Onwards, and hopefully, upwards…

Adventure posts will follow next, but this is largely another ‘frustration’ missive – Aaagh!

So, returning to Dun Laoghaire for some intermediate Hejira TLC, (and grandchildren cuddles), I arrived at the marina in torrential rain, not unusual in Dublin. The rain had caused a power cut in the marina, so I felt it was an opportunity to run the generator for an extended period to recharge the batteries. After a couple of hours of seamless generator action, I was ready to repair to ZiQi, my favoured local Chinese restaurant. I shut down the generator, hoping the electrics would be restored by my return. Not expecting any issues, I was very disappointed on my return to encounter the smell of diesel – AGAIN ! Closer examination showed that the tissue that I had wrapped around the tank top terminals, as a ‘tell-tale’ following the previous issues, was again soaked in diesel and the bilge awash. It transpired that, following the refit, the tank valves had been positioned to supply the generator from the port tank, and return the excess diesel fuel to the full starboard tank, I guess I should have checked. This pressurised the full stbd. tank but it should not have induced a leak as the overfill should just have vented over the stern overflow. There was clearly another leak at the top of the tank.

I booked another flight back to review the issue.

A week or so later, on my return, I discovered that the fuel level gauge boss was loose with a ‘buggered’ thread which the engineer must have known about because he had tried, badly and unsuccessfully to overcome the problem with Sikaflex sealant.

The top of the starboard diesel tank with the centre fuel gauge boss un-threaded.

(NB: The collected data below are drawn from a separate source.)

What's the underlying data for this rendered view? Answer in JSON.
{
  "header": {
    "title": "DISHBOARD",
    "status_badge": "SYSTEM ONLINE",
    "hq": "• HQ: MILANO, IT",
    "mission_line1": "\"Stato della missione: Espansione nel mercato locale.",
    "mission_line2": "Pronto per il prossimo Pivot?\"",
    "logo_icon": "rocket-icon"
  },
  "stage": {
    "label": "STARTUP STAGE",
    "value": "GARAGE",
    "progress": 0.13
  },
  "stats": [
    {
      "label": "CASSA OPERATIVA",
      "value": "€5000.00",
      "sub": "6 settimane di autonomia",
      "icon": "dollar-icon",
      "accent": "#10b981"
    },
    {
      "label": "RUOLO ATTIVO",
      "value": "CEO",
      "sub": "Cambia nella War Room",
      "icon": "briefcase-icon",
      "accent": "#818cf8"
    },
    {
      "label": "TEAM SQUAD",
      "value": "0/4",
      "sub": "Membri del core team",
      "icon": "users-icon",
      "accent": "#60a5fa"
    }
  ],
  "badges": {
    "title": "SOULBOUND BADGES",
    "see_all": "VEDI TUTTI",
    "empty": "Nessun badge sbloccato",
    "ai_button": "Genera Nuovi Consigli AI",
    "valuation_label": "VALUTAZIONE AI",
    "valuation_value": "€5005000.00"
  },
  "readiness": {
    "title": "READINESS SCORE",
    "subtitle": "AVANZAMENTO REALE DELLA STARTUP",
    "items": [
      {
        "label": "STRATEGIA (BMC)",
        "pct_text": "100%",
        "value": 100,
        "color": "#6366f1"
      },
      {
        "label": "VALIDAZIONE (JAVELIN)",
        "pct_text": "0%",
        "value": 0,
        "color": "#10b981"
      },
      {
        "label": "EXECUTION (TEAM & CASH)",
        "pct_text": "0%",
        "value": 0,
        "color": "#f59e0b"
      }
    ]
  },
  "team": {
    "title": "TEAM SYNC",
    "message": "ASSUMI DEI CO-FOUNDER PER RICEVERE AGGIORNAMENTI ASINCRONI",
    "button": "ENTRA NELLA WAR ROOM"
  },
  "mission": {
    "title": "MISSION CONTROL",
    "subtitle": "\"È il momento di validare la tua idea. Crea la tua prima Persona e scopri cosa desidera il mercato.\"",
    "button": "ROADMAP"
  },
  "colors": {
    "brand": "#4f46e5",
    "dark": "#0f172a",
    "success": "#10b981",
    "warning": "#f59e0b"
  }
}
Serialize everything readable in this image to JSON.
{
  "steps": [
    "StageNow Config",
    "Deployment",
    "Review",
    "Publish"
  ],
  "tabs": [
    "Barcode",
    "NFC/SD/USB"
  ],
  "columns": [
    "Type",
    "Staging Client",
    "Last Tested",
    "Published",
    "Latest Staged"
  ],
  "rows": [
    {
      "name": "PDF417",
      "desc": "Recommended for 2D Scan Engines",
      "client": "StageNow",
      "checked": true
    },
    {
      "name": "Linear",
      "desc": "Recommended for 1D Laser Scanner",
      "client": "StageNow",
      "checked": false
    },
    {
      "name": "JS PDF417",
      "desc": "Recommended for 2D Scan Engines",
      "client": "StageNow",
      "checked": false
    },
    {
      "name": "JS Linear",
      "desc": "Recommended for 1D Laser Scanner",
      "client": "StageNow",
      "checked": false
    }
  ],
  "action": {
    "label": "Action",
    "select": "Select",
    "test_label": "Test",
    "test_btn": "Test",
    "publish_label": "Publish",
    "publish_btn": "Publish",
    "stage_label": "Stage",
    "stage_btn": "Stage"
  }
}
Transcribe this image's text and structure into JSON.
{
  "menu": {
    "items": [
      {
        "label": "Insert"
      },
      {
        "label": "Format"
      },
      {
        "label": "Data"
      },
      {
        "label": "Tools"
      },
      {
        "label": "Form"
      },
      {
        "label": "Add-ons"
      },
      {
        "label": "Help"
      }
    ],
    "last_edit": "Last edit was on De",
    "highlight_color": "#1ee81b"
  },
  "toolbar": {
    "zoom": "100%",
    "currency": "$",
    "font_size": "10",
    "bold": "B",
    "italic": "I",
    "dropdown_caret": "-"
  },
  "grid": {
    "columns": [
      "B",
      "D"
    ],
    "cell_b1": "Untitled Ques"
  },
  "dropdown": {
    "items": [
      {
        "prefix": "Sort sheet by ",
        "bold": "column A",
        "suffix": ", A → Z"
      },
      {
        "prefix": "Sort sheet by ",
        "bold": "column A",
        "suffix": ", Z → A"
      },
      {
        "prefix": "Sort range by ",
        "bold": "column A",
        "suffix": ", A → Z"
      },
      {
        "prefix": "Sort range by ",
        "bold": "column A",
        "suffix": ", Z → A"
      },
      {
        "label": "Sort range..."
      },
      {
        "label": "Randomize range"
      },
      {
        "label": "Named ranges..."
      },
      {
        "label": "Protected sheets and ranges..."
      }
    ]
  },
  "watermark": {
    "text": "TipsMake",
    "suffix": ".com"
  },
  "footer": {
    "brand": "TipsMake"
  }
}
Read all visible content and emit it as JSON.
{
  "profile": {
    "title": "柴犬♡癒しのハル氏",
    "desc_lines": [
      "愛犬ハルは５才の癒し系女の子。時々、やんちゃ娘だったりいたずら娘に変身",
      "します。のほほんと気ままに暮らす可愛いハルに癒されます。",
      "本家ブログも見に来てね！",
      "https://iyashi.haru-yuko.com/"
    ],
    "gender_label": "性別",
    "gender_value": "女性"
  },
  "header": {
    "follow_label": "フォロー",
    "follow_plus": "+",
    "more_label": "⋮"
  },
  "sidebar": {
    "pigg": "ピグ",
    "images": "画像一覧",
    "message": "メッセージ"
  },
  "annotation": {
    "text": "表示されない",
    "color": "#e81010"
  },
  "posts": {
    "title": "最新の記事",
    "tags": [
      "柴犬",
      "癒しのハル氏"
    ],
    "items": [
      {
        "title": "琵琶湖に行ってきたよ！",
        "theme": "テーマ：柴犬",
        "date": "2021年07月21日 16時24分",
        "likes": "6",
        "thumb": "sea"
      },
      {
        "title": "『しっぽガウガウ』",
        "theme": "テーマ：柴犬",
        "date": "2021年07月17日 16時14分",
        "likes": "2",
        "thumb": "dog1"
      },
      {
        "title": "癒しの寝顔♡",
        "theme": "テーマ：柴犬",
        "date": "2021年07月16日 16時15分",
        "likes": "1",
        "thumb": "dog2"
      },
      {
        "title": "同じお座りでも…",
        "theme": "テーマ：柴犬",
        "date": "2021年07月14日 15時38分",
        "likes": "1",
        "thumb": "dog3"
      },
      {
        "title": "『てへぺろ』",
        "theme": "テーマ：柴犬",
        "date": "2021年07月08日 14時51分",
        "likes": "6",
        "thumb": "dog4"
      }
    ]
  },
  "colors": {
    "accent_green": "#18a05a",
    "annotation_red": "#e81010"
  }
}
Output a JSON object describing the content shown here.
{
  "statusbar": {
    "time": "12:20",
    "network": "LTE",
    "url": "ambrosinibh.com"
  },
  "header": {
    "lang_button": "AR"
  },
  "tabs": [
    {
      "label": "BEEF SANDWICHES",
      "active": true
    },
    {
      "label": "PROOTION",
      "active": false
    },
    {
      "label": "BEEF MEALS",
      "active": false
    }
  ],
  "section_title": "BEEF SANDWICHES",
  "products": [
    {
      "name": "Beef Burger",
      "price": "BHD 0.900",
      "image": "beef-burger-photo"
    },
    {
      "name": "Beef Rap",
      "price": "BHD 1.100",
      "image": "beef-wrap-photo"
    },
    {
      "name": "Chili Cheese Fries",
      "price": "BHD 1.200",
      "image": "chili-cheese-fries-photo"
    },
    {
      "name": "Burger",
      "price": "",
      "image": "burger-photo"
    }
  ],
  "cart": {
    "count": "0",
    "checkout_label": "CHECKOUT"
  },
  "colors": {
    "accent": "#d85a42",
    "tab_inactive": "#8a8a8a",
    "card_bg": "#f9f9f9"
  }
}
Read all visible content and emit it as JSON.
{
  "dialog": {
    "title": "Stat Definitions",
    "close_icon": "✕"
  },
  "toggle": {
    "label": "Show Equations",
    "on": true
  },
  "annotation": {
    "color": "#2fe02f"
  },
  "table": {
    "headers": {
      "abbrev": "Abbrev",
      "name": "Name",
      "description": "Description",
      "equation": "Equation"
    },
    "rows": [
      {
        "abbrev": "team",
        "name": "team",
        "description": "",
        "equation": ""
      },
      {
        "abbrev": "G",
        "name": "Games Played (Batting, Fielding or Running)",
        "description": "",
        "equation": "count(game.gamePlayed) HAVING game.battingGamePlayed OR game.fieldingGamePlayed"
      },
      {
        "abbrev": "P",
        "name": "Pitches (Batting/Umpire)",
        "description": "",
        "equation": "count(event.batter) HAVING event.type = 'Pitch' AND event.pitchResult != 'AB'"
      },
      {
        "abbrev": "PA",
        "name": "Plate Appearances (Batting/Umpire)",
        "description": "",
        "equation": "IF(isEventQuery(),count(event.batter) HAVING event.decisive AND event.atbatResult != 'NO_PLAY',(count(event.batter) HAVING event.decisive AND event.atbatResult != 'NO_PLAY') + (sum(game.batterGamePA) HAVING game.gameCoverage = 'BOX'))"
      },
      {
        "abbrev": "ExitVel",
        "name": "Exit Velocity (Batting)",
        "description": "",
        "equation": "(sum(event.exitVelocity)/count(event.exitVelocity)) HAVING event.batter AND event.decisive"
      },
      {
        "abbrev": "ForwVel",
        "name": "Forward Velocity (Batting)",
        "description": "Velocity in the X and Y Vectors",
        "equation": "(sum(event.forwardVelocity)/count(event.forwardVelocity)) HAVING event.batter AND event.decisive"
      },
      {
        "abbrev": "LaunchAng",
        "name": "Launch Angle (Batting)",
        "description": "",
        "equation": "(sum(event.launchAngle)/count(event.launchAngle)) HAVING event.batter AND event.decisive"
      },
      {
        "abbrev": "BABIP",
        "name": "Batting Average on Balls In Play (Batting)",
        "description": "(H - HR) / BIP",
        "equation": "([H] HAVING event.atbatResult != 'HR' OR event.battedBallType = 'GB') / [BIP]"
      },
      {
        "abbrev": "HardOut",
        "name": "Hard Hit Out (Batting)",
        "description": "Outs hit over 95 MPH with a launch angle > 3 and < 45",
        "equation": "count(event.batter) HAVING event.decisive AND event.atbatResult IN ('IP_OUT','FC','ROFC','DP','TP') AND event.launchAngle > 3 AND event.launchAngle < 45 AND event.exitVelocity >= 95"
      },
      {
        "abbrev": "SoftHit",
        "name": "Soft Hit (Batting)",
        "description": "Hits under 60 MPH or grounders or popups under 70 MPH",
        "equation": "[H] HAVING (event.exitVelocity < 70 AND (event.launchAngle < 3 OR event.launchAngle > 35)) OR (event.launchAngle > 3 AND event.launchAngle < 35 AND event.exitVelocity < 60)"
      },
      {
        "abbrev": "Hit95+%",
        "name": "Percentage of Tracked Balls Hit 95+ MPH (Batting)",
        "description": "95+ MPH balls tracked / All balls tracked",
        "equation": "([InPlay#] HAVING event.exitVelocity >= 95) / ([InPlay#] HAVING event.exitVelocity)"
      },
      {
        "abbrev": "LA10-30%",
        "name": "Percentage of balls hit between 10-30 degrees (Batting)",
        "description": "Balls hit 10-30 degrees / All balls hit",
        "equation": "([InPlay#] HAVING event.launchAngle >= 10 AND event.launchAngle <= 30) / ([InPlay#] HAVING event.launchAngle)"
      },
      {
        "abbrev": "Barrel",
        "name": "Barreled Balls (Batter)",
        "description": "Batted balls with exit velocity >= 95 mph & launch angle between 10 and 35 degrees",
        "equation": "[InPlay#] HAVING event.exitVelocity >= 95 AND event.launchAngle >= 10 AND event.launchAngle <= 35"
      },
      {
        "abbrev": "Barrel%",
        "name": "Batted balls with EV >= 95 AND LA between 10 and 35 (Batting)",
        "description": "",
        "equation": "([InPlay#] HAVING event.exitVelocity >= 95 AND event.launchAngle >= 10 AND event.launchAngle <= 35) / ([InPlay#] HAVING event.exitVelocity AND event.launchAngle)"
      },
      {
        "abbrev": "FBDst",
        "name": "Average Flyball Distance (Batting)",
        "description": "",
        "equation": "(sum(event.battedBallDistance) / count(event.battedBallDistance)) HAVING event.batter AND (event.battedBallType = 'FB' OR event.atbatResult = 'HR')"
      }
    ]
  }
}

To say that I am disappointed with the engineering of the refit, would be a colossal understatement!

Cleaning and clearing the threads, serving with PTFE tape, gasket sealant and carefully not overtightening, should, I felt, have addressed the problem and after assiduously cleaning the bilges, again, I repaired to the Weatherspoon’s, confident that the issue had been sorted. All the top terminals were now sealed and not under pressure while moored and horizontal.

On my return from the ‘spoons’, I was really, really, disappointed to see a witness of diesel in the bilge again, after less than an hour!

Was this just retained remnants finding their way into the bilge or a problem below the top terminals?

Cleaning the bilge, AGAIN, I was resigned to the seep into the bilge in the morning, and so it was. So, there was clearly another leak problem.

During the refit and while the tanks were removed, I had the tank manufacturers, TekTanks, seal the unnecessary drain plugs in both diesel tanks, so I could be confident that there were no penetrations below the top of the tanks. So, either their sealing had not been successful, or the ‘engineer’ who installed the tanks has, somehow, put a hole in the tank when re-fitting it, maybe a screw in the wrong place…?

Returning to Dublin just over a week later to prepare for the imminent Scotland ‘adventure’, I didn’t know what to expect and I tentatively viewed the bilge with trepidation. Imagine my relief that, rather than a bilge flooded with diesel, all I encountered was about a thimbleful.

Just a thimbleful of diesel in the bilge after over a week – but there should not be any, and it was still smelly! What a waste of time it was to have laundered all the yacht fabrics during the refit!

This was thoroughly cleaned and deodorised before my crew, Richard and his wife Amanda arrived the next day.

As an expediency, I will continue to draw down from the starboard tank, hoping I can lower the level below the source of the leak, wherever it is. With 250 litres in each tank, and with no exceptionally long passages planned, I should be able to balance the trim with the water tanks and, despite a bit of a smell, it should, hopefully, have minimal detrimental impact on the planned cruise around Scotland. Fingers crossed!

I actually ordered a 5 litre container of ‘de-odoriser’ and had it delivered to my daughter, Becky in Blackrock. It cost around 50 Euros but she had to pay a further 20 Euros in duty. Wasn’t Brexit wonderful!

In the meantime, planning for the passages north have been ongoing. It is intended that this will ‘kick off’ with a 50-mile leg up to Carlingford. This Lough delineates the border between North and Southern Ireland. At the head of the Lough is Warrenpoint and the entrance to the Newry Ship Canal. This canal is rarely used by yachts, or ships, and there are plans for a road bridge to span the canal which will render the passage by yachts with fixed masts impossible. So, this may be one of the last opportunities to make the passage, a compelling reason to do it! Numerous Emails and phone calls could not elicit any meaningful response as to how to facilitate the passage and I could not be blamed for thinking that there may be a conspiracy to suppress the number of yachts making the transit to help justify its effective closure. However, persistence seems to have paid off and I have finally managed to make contact with a very helpful lady at the Council who sent application forms just inside the 72 hour notice period deadline. It is now looking promising!

The weather forecast for the passage to Carlingford Lough is not encouraging but, fingers crossed.